İlk başta sağlam esaslar üzerine kurulmuş ve maddi-manevi mutluluğun dalgalanıp durduğu bir yuva, milletçe var olmanın en sağlam bir temel taşıdır. Ayrıca faziletli fertler yetiştirmenin de mübarek bir okuludur. Evlerini okullar kadar feyizli ve bereketli, okullarını da evleri kadar sıcak hale getirebilen milletler, ıslah hareketlerinin en büyüğünü yapmış, gelecek nesillerin huzur ve mutluluğunu garanti altına almış sayılırlar.”
İnsan fıtratı, huzurlu ve mutlu olabilmek için bir hayat arkadaşına ihtiyaç duymaktadır. Günümüz dünyasından birçok değer değiştiği gibi evlenme, ev sahibi olmak gibi fiiller, üzülerek belirtmeliyim ki zevkleri tatmin adına hareket edenler çoktur.
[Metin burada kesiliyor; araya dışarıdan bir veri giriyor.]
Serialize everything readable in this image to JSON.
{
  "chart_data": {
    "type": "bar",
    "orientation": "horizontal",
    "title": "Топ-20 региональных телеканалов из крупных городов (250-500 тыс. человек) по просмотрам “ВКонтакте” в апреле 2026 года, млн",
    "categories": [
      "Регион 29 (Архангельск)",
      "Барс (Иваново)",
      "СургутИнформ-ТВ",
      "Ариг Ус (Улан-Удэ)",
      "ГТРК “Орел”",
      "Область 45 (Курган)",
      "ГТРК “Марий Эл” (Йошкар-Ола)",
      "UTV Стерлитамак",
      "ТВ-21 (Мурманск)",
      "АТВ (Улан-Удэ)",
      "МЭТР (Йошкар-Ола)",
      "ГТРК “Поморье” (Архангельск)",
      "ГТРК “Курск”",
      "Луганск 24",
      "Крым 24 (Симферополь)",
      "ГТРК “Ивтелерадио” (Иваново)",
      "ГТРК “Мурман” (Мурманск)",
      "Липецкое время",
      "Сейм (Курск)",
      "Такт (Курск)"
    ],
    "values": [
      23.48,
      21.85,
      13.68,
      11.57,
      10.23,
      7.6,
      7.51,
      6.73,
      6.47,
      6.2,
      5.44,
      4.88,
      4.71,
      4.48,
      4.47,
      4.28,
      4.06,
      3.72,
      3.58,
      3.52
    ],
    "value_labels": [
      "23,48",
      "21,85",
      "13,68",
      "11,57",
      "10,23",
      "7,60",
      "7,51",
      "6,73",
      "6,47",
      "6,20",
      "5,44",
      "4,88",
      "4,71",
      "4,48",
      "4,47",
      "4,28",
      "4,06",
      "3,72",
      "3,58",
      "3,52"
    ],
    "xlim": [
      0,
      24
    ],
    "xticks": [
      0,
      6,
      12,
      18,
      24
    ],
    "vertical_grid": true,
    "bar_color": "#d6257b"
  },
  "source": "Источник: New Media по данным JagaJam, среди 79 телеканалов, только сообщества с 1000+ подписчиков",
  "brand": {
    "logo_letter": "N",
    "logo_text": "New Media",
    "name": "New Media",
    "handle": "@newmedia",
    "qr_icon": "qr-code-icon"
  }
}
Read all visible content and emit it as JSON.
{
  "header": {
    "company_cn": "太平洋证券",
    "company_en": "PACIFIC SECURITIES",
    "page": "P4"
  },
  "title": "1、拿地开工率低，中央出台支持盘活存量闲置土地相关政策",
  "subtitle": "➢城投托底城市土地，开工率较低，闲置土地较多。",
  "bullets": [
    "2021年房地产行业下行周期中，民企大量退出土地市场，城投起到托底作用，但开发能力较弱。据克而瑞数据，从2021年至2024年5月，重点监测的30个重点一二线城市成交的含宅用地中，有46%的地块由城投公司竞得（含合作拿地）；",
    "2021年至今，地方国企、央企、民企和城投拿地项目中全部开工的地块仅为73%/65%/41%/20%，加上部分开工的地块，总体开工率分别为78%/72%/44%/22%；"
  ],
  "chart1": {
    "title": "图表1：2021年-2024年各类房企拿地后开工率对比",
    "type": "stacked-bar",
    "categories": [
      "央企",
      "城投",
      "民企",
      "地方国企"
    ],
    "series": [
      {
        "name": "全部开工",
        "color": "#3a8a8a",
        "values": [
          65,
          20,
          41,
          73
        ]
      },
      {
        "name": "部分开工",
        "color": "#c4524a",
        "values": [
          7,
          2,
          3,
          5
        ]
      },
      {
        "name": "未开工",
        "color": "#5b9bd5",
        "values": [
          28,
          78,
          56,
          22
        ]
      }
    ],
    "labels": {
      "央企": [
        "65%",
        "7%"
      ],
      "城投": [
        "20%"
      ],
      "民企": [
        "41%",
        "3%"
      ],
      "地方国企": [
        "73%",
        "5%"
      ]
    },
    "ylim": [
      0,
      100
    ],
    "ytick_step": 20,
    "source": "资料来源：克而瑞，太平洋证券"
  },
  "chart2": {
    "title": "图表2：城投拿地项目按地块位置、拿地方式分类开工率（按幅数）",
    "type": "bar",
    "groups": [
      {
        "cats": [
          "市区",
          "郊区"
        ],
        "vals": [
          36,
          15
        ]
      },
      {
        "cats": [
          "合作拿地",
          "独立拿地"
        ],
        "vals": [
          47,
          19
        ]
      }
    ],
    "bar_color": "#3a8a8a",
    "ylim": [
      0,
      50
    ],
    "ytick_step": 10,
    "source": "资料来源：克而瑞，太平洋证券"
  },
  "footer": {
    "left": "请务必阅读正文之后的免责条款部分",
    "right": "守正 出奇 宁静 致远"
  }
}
Eşlerin birbirlerine katlanması, karşılıklı fedakârlık duyguları, maalesef sadece nikâh esnasında bir cümleden ibaret kalmıştır. “İyi günde kötü günde” diye verilen sözler, en ufak bir problemde eşini terk etmeler, yaygın ve normal hale gelmiştir maalesef.
Düşünüyorum da niçin bu kadar ayrılma var eşler arasında. Toplum ve ana-babalar olarak bir yerde bir hatalarımız var ama nedir? Her bir ebeveyn kendisine bu soruyu sorup, cevaplar bulmaya gayret etmelidir. Yavrularımızı evlendirirken; dünya ve ahiret mutluluğunu hedefleyerek mi yuva kuruluyor? Yoksa hedefi belirlenmemiş bir evlilik mi söz konusu. Bir eğitimci olarak, çocuklarımızı sorumluluk sahibi yapamadığımızdan, onları aşırı korumacı bir zihniyetle hareket ettiğimizden ve hedefi belli olmayan bir yola girdiğimizden istenmeyen meyvelerle karşılaşıyoruz.
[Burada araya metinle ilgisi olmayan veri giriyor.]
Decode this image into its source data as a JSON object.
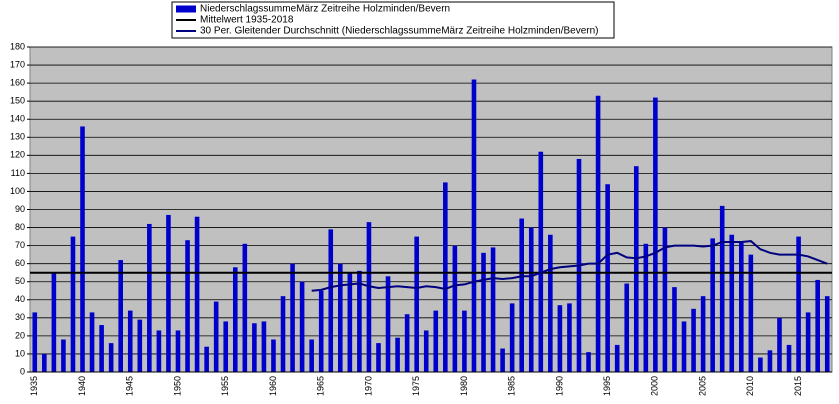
{
  "chart_data": {
    "type": "bar",
    "categories": [
      "1935",
      null,
      null,
      null,
      null,
      "1940",
      null,
      null,
      null,
      null,
      "1945",
      null,
      null,
      null,
      null,
      "1950",
      null,
      null,
      null,
      null,
      "1955",
      null,
      null,
      null,
      null,
      "1960",
      null,
      null,
      null,
      null,
      "1965",
      null,
      null,
      null,
      null,
      "1970",
      null,
      null,
      null,
      null,
      "1975",
      null,
      null,
      null,
      null,
      "1980",
      null,
      null,
      null,
      null,
      "1985",
      null,
      null,
      null,
      null,
      "1990",
      null,
      null,
      null,
      null,
      "1995",
      null,
      null,
      null,
      null,
      "2000",
      null,
      null,
      null,
      null,
      "2005",
      null,
      null,
      null,
      null,
      "2010",
      null,
      null,
      null,
      null,
      "2015",
      null,
      null,
      null
    ],
    "series": [
      {
        "name": "NiederschlagssummeMärz Zeitreihe Holzminden/Bevern",
        "color": "#0000cc",
        "type": "bar",
        "values": [
          33,
          10,
          55,
          18,
          75,
          136,
          33,
          26,
          16,
          62,
          34,
          29,
          82,
          23,
          87,
          23,
          73,
          86,
          14,
          39,
          28,
          58,
          71,
          27,
          28,
          18,
          42,
          60,
          50,
          18,
          45,
          79,
          60,
          55,
          56,
          83,
          16,
          53,
          19,
          32,
          75,
          23,
          34,
          105,
          70,
          34,
          162,
          66,
          69,
          13,
          38,
          85,
          80,
          122,
          76,
          37,
          38,
          118,
          11,
          153,
          104,
          15,
          49,
          114,
          71,
          152,
          80,
          47,
          28,
          35,
          42,
          74,
          92,
          76,
          72,
          65,
          8,
          12,
          30,
          15,
          75,
          33,
          51,
          42
        ]
      },
      {
        "name": "30 Per. Gleitender Durchschnitt (NiederschlagssummeMärz Zeitreihe Holzminden/Bevern)",
        "color": "#000080",
        "type": "line",
        "values": [
          null,
          null,
          null,
          null,
          null,
          null,
          null,
          null,
          null,
          null,
          null,
          null,
          null,
          null,
          null,
          null,
          null,
          null,
          null,
          null,
          null,
          null,
          null,
          null,
          null,
          null,
          null,
          null,
          null,
          45,
          45.5,
          47,
          48,
          48.5,
          49,
          47.5,
          46.5,
          47,
          47.5,
          47,
          46.5,
          47.5,
          47,
          46,
          48,
          48.5,
          50,
          51,
          52,
          51.5,
          52,
          53,
          53,
          55,
          57,
          58,
          58.5,
          59,
          60,
          60,
          65,
          66,
          63.5,
          63,
          64,
          66,
          69,
          70,
          70,
          70,
          69.5,
          70,
          72,
          72,
          72,
          72.5,
          68,
          66,
          65,
          65,
          65,
          64,
          62,
          60
        ]
      }
    ],
    "mean_line": {
      "name": "Mittelwert 1935-2018",
      "value": 55,
      "color": "#000000"
    },
    "ylim": [
      0,
      180
    ],
    "yticks": [
      0,
      10,
      20,
      30,
      40,
      50,
      60,
      70,
      80,
      90,
      100,
      110,
      120,
      130,
      140,
      150,
      160,
      170,
      180
    ],
    "grid": true
  }
}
Her bir ailenin ve ferdin mutlaka hayra yönlendirecek iyi dostlarının olması lazım. Aksi halde dostların ve arkadaş çevresinin yanlış yönlendirmesi yuvaların yıkılmasına sebebiyet verebiliyor. Şunu unutmayalım ki evlilik ve yuva kurma eşlerin birbirlerini sevme, eksiklerini tamamlama karşılıklı fedakârlık işidir. İnsan hayatında birçok problemle karşılaşabilir, bunu aşmanın yolu, karı-kocanın uyumlu hareket ve davranışlarıyla çözülebilir. Eskiler “Bir Yastıkta Bir Ömür” derlerdi. Problemler olurdu fakat çözüm, aile yakınlarıyla beraber, kısa zamanda olurdu. Özellikle yaz aylarının evlilik mevsimi olmasından dolayı, yeni evlenen çiftlere ve evli olanlara huzur ve mutluluklar dilerim.